La ministre de la Santé Agnès Buzyn défend une logique d’ « investissement social » dans la jeunesse. Pour lutter contre la pauvreté, qui touche 8,7 millions de personnes en France, l’idée du gouvernement est d’agir davantage par la prévention et l’égalité des chances, et ce, dès le plus jeune âge. L’ambition présentée est de ne plus seulement traiter les effets de la pauvreté, mais de résoudre le problème à la racine, en agissant sur les « facteurs de reproduction » sociale.

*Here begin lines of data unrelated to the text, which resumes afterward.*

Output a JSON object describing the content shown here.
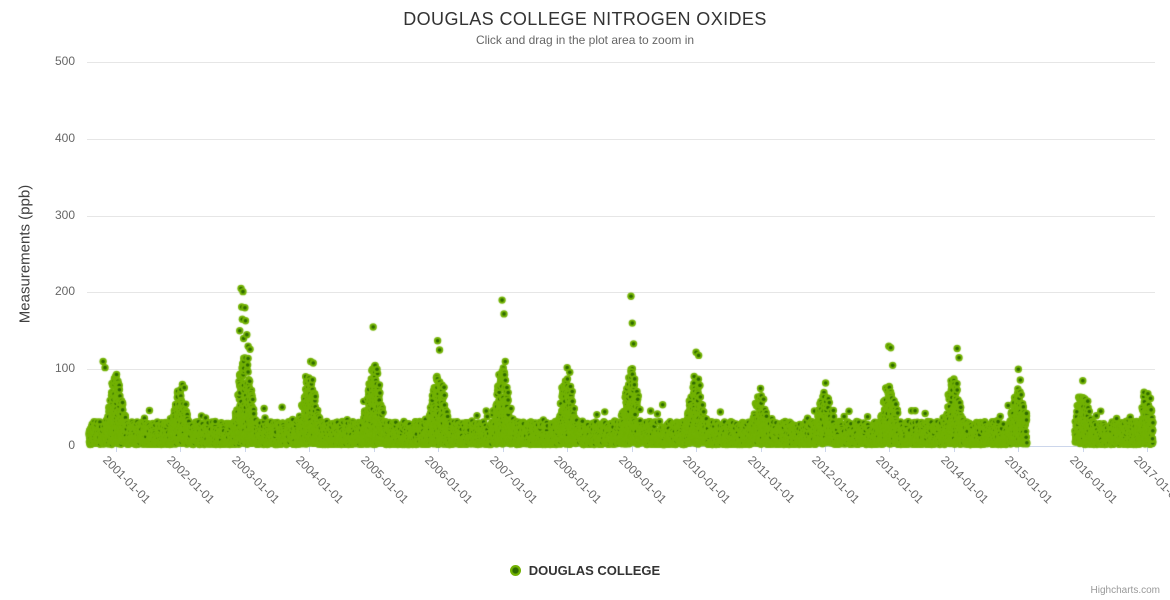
{
  "credits": "Highcharts.com",
  "chart_data": {
    "type": "scatter",
    "title": "DOUGLAS COLLEGE NITROGEN OXIDES",
    "subtitle": "Click and drag in the plot area to zoom in",
    "xlabel": "",
    "ylabel": "Measurements (ppb)",
    "ylim": [
      0,
      500
    ],
    "yticks": [
      0,
      100,
      200,
      300,
      400,
      500
    ],
    "grid": "horizontal",
    "x_axis_type": "datetime",
    "xlim": [
      2000.55,
      2017.12
    ],
    "xticks": [
      {
        "value": 2001,
        "label": "2001-01-01"
      },
      {
        "value": 2002,
        "label": "2002-01-01"
      },
      {
        "value": 2003,
        "label": "2003-01-01"
      },
      {
        "value": 2004,
        "label": "2004-01-01"
      },
      {
        "value": 2005,
        "label": "2005-01-01"
      },
      {
        "value": 2006,
        "label": "2006-01-01"
      },
      {
        "value": 2007,
        "label": "2007-01-01"
      },
      {
        "value": 2008,
        "label": "2008-01-01"
      },
      {
        "value": 2009,
        "label": "2009-01-01"
      },
      {
        "value": 2010,
        "label": "2010-01-01"
      },
      {
        "value": 2011,
        "label": "2011-01-01"
      },
      {
        "value": 2012,
        "label": "2012-01-01"
      },
      {
        "value": 2013,
        "label": "2013-01-01"
      },
      {
        "value": 2014,
        "label": "2014-01-01"
      },
      {
        "value": 2015,
        "label": "2015-01-01"
      },
      {
        "value": 2016,
        "label": "2016-01-01"
      },
      {
        "value": 2017,
        "label": "2017-01-01"
      }
    ],
    "legend_position": "bottom-center",
    "series": [
      {
        "name": "DOUGLAS COLLEGE",
        "marker": "circle",
        "color": "#72b203",
        "marker_center": "#2f6a00"
      }
    ],
    "sampling": "daily",
    "data_start": 2000.58,
    "data_end": 2017.09,
    "data_gap": [
      2015.13,
      2015.88
    ],
    "baseline_band": [
      0,
      35
    ],
    "seasonal_winter_peaks": {
      "2001": 100,
      "2002": 80,
      "2003": 125,
      "2004": 105,
      "2005": 112,
      "2006": 102,
      "2007": 108,
      "2008": 98,
      "2009": 108,
      "2010": 92,
      "2011": 72,
      "2012": 80,
      "2013": 92,
      "2014": 98,
      "2015": 82,
      "2016": 75,
      "2017": 68
    },
    "outliers": [
      [
        2000.8,
        110
      ],
      [
        2000.83,
        102
      ],
      [
        2002.03,
        80
      ],
      [
        2002.06,
        76
      ],
      [
        2002.92,
        150
      ],
      [
        2002.94,
        205
      ],
      [
        2002.95,
        181
      ],
      [
        2002.96,
        165
      ],
      [
        2002.97,
        201
      ],
      [
        2002.98,
        140
      ],
      [
        2003.0,
        180
      ],
      [
        2003.01,
        163
      ],
      [
        2003.03,
        145
      ],
      [
        2003.05,
        130
      ],
      [
        2003.08,
        126
      ],
      [
        2004.02,
        110
      ],
      [
        2004.06,
        108
      ],
      [
        2004.99,
        155
      ],
      [
        2005.02,
        105
      ],
      [
        2005.05,
        100
      ],
      [
        2005.99,
        137
      ],
      [
        2006.02,
        125
      ],
      [
        2006.99,
        190
      ],
      [
        2007.02,
        172
      ],
      [
        2007.04,
        110
      ],
      [
        2008.0,
        102
      ],
      [
        2008.04,
        96
      ],
      [
        2008.99,
        195
      ],
      [
        2009.01,
        160
      ],
      [
        2009.03,
        133
      ],
      [
        2010.0,
        122
      ],
      [
        2010.04,
        118
      ],
      [
        2011.0,
        75
      ],
      [
        2012.01,
        82
      ],
      [
        2012.99,
        130
      ],
      [
        2013.02,
        128
      ],
      [
        2013.05,
        105
      ],
      [
        2014.05,
        127
      ],
      [
        2014.08,
        115
      ],
      [
        2015.0,
        100
      ],
      [
        2015.03,
        86
      ],
      [
        2016.0,
        85
      ],
      [
        2016.95,
        70
      ],
      [
        2017.01,
        68
      ],
      [
        2017.05,
        62
      ]
    ],
    "generator": {
      "seed": 42,
      "winter_sigma": 0.11,
      "points_per_day": 1
    }
  }
}
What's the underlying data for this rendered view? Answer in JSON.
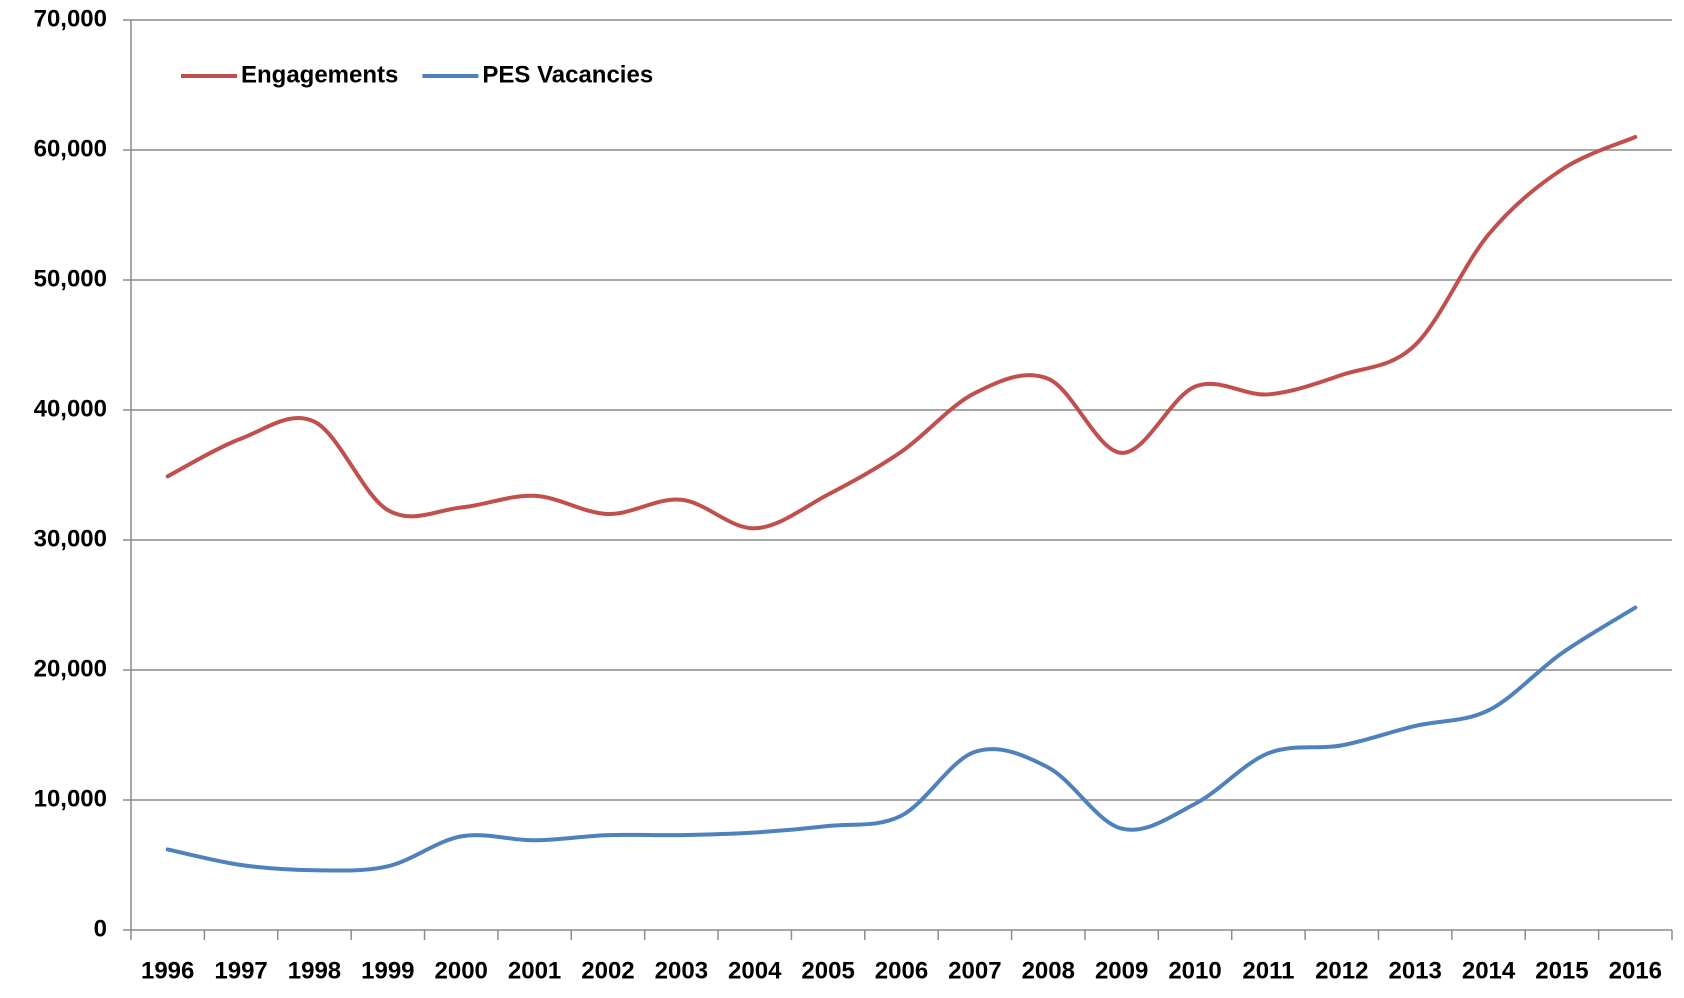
{
  "chart_data": {
    "type": "line",
    "categories": [
      "1996",
      "1997",
      "1998",
      "1999",
      "2000",
      "2001",
      "2002",
      "2003",
      "2004",
      "2005",
      "2006",
      "2007",
      "2008",
      "2009",
      "2010",
      "2011",
      "2012",
      "2013",
      "2014",
      "2015",
      "2016"
    ],
    "series": [
      {
        "name": "Engagements",
        "color": "#c0504d",
        "values": [
          34900,
          37800,
          39100,
          32300,
          32500,
          33400,
          32000,
          33100,
          30900,
          33500,
          36800,
          41300,
          42400,
          36700,
          41800,
          41200,
          42700,
          45000,
          53500,
          58500,
          61000
        ]
      },
      {
        "name": "PES Vacancies",
        "color": "#4f81bd",
        "values": [
          6200,
          5000,
          4600,
          4900,
          7200,
          6900,
          7300,
          7300,
          7500,
          8000,
          8800,
          13700,
          12500,
          7800,
          9700,
          13600,
          14200,
          15700,
          16900,
          21300,
          24800
        ]
      }
    ],
    "ylim": [
      0,
      70000
    ],
    "yticks": [
      0,
      {
        "value": 10000,
        "label": "10,000"
      },
      {
        "value": 20000,
        "label": "20,000"
      },
      {
        "value": 30000,
        "label": "30,000"
      },
      {
        "value": 40000,
        "label": "40,000"
      },
      {
        "value": 50000,
        "label": "50,000"
      },
      {
        "value": 60000,
        "label": "60,000"
      },
      {
        "value": 70000,
        "label": "70,000"
      }
    ],
    "grid": true,
    "smooth": true,
    "legend": "upper left"
  }
}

« Renouveler notre approche »

Les enfants sont particulièrement touchés par la pauvreté : un enfant sur cinq vit dans une famille pauvre, a rappelé la ministre, quand le taux de pauvreté atteint 13,9% dans la population.

Agnès Buzyn explique que la démarche de la concertation va chercher à « renouveler notre approche de la lutte contre la pauvreté » et à « éviter que les jeunes pauvres d'aujourd'hui ne deviennent les pauvres de demain ».

Le gouvernement souhaite s’appuyer sur les acteurs du terrain et sur les « initiatives locales », qu’il s’agisse d’éducation, d’emploi  ou de structures.

Le gouvernement entend par ailleurs améliorer « l’accès aux droits ». C’est un des points sur lesquels avait insisté la ministre de la Santé, lors d’un conseil d’administration de la Caisse nationale d’allocations familiales. Agnès Buzyn s’était notamment engagée à accroître le taux de recours aux minima sociaux, dans une période où de nombreuses personnes éligibles aux prestations sociales ne les réclament pas. Parallèlement, la ministre a indiqué qu’il fallait simplifier les démarches administratives et améliorer les retours vers l’emploi.

Soutien aux familles les plus fragiles et aux parents isolés

« La pauvreté a changé de visage, elle touche de plus en plus d'enfants, de familles, notamment monoparentales, et de plus en plus de jeunes », a déclaré à la mi-journée la ministre.

Auditionnée par la commission des Affaires sociales du Sénat, Agnès Buzyn a enfin rappelé ce matin que dans le projet de loi de finances de la sécurité sociale (PLFSS) 2018 des engagements seraient pris en direction des familles, notamment les plus vulnérables. 36% des familles monoparentales sont sous le seuil de pauvreté.

Parmi ces mesures : une hausse du complément familial pour les familles nombreuses, une revalorisation de l’allocation de soutien familial à destination des familles monoparentales, ou encore une hausse de 30% du complément de libre choix du mode de garde, destiné aux parents qui payent une garde à domicile ou une micro-crèche.

Des associations réclament « des moyens à la hauteur »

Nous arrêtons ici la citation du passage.